Política

Polícia Federal investiga fraudes em contratos da Prefeitura do Recife com empresa terceirizada

As apurações, iniciadas em 2026 a partir de apreensões relacionadas a outra operação, apontam repasses de R$ 25,8 milhões em 2020, dos quais R$ 17 milhões teriam origem federal.

A Polícia Federal e a Controladoria-Geral da União deflagraram operação denominada Check-in, nesta terça-feira (2), para apurar suposto esquema de corrupção envolvendo servidores e fraudes em licitações no Recife. As investigações referem-se a contratos firmados em 2020 e foram ampliadas em 2026 a partir de elementos apreendidos em outra ação que tratou de irregularidades em Pernambuco.

A PF informa que a investigação teve origem em apreensão de canhotos de cheques no âmbito de uma operação anterior chamada Firenze, realizada no ano de 2025 em Pernambuco. Essa apuração anterior tratou de possíveis irregularidades em contratos de terceirização de mão de obra no município de Timbaúba e suscitou diligências complementares pela CGU e pela Polícia Federal.

No caso do Recife, a Polícia Federal aponta pagamentos de propina a um agente público municipal por parte de empresa contratada para serviços terceirizados de pessoal. A PF apura que os recursos desviados teriam sido incluídos em faturas e repasses relativos a contratos vigentes no exercício de 2020 e possivelmente em exercícios anteriores.

Apurações preliminares indicam que os pagamentos efetuados pela Prefeitura do Recife à empresa investigada em 2020 somaram cerca de R$ 25,8 milhões, conforme documentação analisada pela investigação. Do total identificado, aproximadamente R$ 17 milhões teriam origem em repasses federais, o que eleva o potencial impacto sobre recursos públicos de âmbito nacional e municipal.

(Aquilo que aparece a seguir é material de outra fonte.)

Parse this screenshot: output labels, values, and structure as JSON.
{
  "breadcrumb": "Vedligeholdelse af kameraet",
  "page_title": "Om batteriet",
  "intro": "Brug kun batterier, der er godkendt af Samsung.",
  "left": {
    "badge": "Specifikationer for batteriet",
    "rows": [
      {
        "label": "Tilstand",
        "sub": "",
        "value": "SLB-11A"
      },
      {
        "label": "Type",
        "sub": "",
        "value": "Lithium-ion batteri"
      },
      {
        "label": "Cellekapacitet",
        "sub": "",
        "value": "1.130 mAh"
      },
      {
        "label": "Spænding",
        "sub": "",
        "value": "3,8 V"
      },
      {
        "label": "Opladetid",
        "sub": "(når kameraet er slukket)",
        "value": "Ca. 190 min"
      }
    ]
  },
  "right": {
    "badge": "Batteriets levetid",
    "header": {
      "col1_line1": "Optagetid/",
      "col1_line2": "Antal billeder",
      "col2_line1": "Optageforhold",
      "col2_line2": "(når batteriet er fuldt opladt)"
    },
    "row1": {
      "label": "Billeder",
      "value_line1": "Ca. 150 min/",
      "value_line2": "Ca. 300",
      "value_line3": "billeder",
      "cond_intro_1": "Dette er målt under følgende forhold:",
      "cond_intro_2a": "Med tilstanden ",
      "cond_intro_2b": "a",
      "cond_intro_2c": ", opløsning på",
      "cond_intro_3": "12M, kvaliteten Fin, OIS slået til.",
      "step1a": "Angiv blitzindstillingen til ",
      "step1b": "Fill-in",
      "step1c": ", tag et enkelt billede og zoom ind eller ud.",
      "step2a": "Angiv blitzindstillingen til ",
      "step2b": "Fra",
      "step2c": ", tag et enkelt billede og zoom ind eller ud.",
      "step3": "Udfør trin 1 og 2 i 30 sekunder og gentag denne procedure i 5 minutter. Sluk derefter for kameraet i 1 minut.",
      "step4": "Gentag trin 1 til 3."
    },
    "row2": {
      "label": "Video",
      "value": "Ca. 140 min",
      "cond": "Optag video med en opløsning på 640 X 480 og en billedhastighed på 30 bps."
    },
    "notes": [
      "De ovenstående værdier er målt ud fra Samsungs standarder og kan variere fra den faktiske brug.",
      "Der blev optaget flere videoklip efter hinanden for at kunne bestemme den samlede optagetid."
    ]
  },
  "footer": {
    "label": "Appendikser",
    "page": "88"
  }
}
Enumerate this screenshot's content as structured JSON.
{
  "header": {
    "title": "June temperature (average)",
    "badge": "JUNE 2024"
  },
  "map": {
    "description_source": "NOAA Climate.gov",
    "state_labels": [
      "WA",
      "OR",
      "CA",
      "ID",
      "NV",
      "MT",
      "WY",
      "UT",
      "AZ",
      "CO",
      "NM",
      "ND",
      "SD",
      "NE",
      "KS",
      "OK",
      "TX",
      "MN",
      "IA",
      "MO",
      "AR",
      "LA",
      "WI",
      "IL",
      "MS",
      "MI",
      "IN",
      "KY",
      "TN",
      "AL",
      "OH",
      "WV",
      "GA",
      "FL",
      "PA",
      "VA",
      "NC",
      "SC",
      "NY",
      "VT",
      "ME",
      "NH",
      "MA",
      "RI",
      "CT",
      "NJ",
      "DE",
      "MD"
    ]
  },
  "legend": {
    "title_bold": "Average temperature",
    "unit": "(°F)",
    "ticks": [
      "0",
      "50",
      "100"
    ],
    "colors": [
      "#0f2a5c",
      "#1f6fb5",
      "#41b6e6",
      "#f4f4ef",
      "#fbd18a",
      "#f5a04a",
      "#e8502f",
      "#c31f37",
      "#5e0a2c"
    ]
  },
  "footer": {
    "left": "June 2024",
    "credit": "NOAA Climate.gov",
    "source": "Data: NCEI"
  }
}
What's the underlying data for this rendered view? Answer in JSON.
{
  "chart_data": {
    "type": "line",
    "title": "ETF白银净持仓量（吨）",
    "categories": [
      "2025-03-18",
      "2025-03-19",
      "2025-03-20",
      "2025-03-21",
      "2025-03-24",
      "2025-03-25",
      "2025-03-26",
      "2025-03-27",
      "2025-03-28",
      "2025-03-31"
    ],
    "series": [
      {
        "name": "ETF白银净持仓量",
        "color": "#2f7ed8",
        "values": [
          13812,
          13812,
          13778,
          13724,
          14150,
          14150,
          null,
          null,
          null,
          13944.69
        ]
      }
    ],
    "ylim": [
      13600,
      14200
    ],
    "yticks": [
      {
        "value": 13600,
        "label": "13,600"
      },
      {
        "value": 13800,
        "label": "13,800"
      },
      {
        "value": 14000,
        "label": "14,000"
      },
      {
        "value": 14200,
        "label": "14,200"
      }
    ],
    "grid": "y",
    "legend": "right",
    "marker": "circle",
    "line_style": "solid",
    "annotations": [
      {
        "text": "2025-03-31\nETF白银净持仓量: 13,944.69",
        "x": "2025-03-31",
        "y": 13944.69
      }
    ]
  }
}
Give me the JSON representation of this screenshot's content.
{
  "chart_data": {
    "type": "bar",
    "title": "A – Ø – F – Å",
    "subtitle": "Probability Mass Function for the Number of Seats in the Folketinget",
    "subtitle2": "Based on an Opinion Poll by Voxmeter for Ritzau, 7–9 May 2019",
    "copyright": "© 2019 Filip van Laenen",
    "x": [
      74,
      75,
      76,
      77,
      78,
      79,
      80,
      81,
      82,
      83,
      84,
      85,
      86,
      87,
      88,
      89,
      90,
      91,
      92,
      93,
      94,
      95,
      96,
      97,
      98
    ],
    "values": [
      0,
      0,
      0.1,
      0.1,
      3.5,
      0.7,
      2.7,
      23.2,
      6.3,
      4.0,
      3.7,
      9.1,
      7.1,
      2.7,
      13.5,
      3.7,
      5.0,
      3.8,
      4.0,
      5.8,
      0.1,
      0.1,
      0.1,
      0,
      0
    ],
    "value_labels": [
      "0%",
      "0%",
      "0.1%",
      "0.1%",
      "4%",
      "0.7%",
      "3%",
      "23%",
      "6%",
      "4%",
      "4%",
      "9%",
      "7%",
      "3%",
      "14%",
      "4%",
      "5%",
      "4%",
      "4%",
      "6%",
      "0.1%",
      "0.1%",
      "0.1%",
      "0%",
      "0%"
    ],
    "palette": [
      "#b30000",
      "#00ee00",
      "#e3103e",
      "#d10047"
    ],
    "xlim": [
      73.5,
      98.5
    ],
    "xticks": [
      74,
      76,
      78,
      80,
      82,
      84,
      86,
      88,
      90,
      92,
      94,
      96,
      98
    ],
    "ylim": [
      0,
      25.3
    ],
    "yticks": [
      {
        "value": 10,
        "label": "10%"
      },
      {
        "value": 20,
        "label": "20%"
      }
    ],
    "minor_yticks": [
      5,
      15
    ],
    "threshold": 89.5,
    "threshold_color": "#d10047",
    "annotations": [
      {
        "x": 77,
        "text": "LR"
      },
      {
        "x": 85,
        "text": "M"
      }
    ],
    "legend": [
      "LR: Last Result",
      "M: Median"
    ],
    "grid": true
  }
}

Investigadores destacam que a empresa mantinha contratos com a prefeitura em exercícios anteriores a 2020, situação que pode ampliar o prejuízo aos cofres públicos caso novas irregularidades sejam confirmadas. A análise documental e as quebras de sigilo financeiro previstas no inquérito buscam identificar o montante efetivamente desviado e a eventual participação de outros agentes públicos e privados.

Durante a operação Check-in, 32 policiais federais e dois auditores da Controladoria-Geral da União cumpriram oito mandados de busca e apreensão em endereços nos municípios de Recife, Jaboatão dos Guararapes e Cabo de Santo Agostinho. As diligências tiveram caráter repressivo e visaram apreender documentos, mídias eletrônicas e registros contábeis capazes de corroborar as suspeitas levantadas pela equipe de investigação.

Os investigados podem responder por crimes de corrupção ativa e passiva, organização criminosa, fraude em licitação ou em contrato e lavagem de capitais, conforme apuração inicial dos órgãos responsáveis. O inquérito também prevê a tomada de depoimentos, a solicitação de informações bancárias e a avaliação de vínculos societários entre empresas e pessoas físicas envolvidas nas contratações investigadas.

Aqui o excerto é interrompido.